The Petronet board has approved a proposal to carry out the detailed feasibility report for the terminal, which, at current rates is expected to cost at least $1 billion, Mr A.K. Balyan, Managing Director and CEO, said.

The terminal is expected to be ready in five years. The pre-feasibility and internal assessment had thrown up five to six locations, including Gangavaram and Kakinada in Andhra Pradesh, but a final call will be taken based on the detailed report, he said.

Mr Balyan also said work on the Kochi terminal was on track and it was likely to be commissioned by the fourth quarter of 2012.



Dahej Expansion

“Looking at the huge demand for natural gas, including LNG, the board has decided to raise the Dahej terminal capacity by an additional five million tonnes per annum beyond its present nameplate capacity of 10 mtpa,” Mr Balyan added.

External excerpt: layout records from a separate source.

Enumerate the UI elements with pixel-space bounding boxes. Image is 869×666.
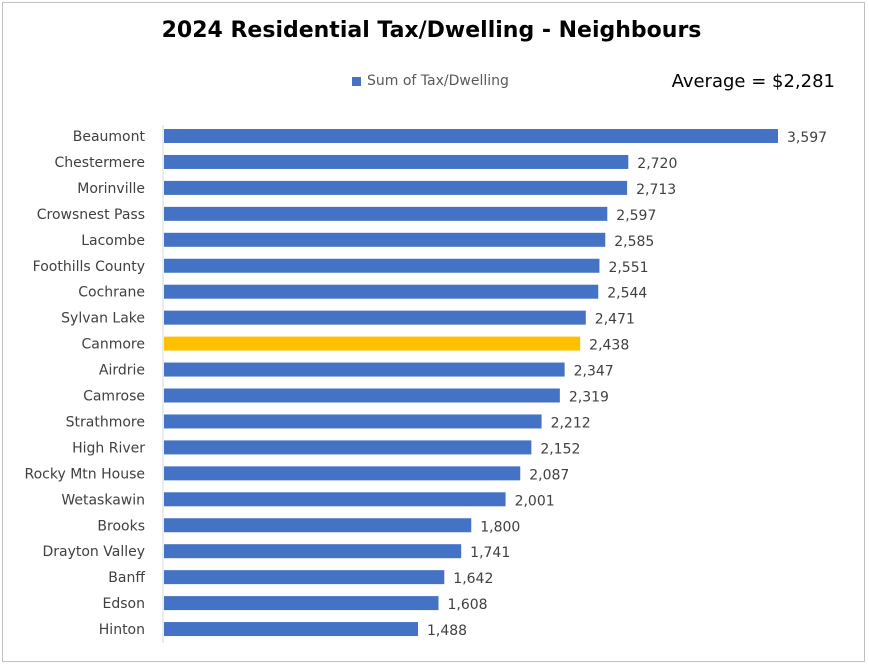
category-label: Hinton [99, 622, 145, 638]
value-label: 2,713 [636, 182, 676, 198]
value-label: 1,800 [480, 519, 520, 535]
value-label: 1,608 [447, 597, 487, 613]
legend-swatch [352, 76, 361, 86]
bar [164, 622, 418, 637]
value-label: 2,319 [569, 390, 609, 406]
category-label: Drayton Valley [42, 544, 145, 560]
value-label: 2,438 [589, 338, 629, 354]
value-label: 2,551 [608, 260, 648, 276]
bar [164, 154, 629, 169]
bar [164, 129, 778, 143]
bar [164, 544, 462, 559]
value-label: 2,597 [616, 208, 656, 224]
category-label: Strathmore [66, 414, 145, 430]
category-label: Cochrane [78, 285, 145, 301]
bar [164, 336, 581, 351]
legend-label: Sum of Tax/Dwelling [367, 73, 509, 89]
bar [164, 310, 586, 325]
bar [164, 206, 608, 221]
value-label: 2,087 [529, 467, 569, 483]
bar [164, 596, 439, 611]
bar [164, 440, 532, 455]
bar [164, 518, 472, 533]
category-label: Rocky Mtn House [25, 466, 145, 482]
value-label: 2,720 [637, 156, 677, 172]
category-label: Wetaskawin [61, 492, 145, 508]
value-label: 3,597 [787, 130, 827, 146]
bar [164, 414, 542, 429]
category-label: Chestermere [55, 155, 145, 171]
category-label: Camrose [83, 389, 145, 405]
category-label: Banff [108, 570, 145, 586]
bar [164, 258, 600, 273]
category-label: High River [72, 440, 145, 456]
bar [164, 180, 628, 195]
category-label: Morinville [77, 181, 145, 197]
bar [164, 232, 606, 247]
legend: Sum of Tax/Dwelling [352, 73, 509, 89]
value-label: 2,585 [614, 234, 654, 250]
category-label: Brooks [97, 518, 145, 534]
category-label: Lacombe [81, 233, 145, 249]
chart-title: 2024 Residential Tax/Dwelling - Neighbou… [161, 18, 702, 43]
category-label: Sylvan Lake [61, 311, 145, 327]
bar [164, 362, 565, 377]
value-label: 1,488 [427, 623, 467, 639]
average-annotation: Average = $2,281 [671, 71, 835, 92]
value-label: 2,212 [551, 415, 591, 431]
category-label: Beaumont [73, 129, 146, 145]
bar [164, 388, 560, 403]
category-label: Airdrie [99, 363, 145, 379]
value-label: 1,642 [453, 571, 493, 587]
category-label: Crowsnest Pass [37, 207, 145, 223]
value-label: 1,741 [470, 545, 510, 561]
value-label: 2,152 [540, 441, 580, 457]
value-label: 2,001 [515, 493, 555, 509]
bar [164, 570, 445, 585]
value-label: 2,347 [574, 364, 614, 380]
value-label: 2,471 [595, 312, 635, 328]
bar [164, 466, 521, 481]
bar [164, 492, 506, 507]
category-label: Canmore [82, 337, 146, 353]
value-label: 2,544 [607, 286, 647, 302]
bar [164, 284, 599, 299]
category-label: Foothills County [33, 259, 145, 275]
category-label: Edson [103, 596, 145, 612]
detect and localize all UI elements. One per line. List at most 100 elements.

This is expected to be done by 2015. The expansion will be partly funded by off takers such as the GAIL and Gujarat State Petroleum Corp, and they have sought dedicated capacity at the terminal for importing their own volumes of LNG.



Gas Supplies

Mr Balyan also said there was ample supply of gas, and that Petronet was talking to Qatar and Australia for further long-term supplies. Currently, Petronet imports 7.5 mtpa of LNG from Qatar on a long-term contract.

Besides the long-term imports, Petronet also imported nine cargoes from the spot market and six service cargoes (leasing out its terminal for import by companies). During this fiscal, the company plans to import 10 cargoes from the spot market, he said. He said that Petronet was seeking 2-4 million tonnes of additional LNG on a long-term contract from Qatar.



Results

Meanwhile, Petronet reported a 130 per cent increase in net profit at Rs 256.71 crore for the June quarter over the corresponding period last year.

“This increase in net profit is on account of additional volumes, better margins on short-term contracts and spot cargoes sourced by the company,” Mr Balyan explained.

The company processed and sold 2.62 million tonnes of LNG in the quarter, up from 1.87 million tonnes in the same period last fiscal, from its Dahej terminal. The rise in volumes resulted in a 83 per cent increase in turnover for the period.

The company's shares on the Bombay Stock Exchange touched a new high on Wednesday, closing at Rs 153.15.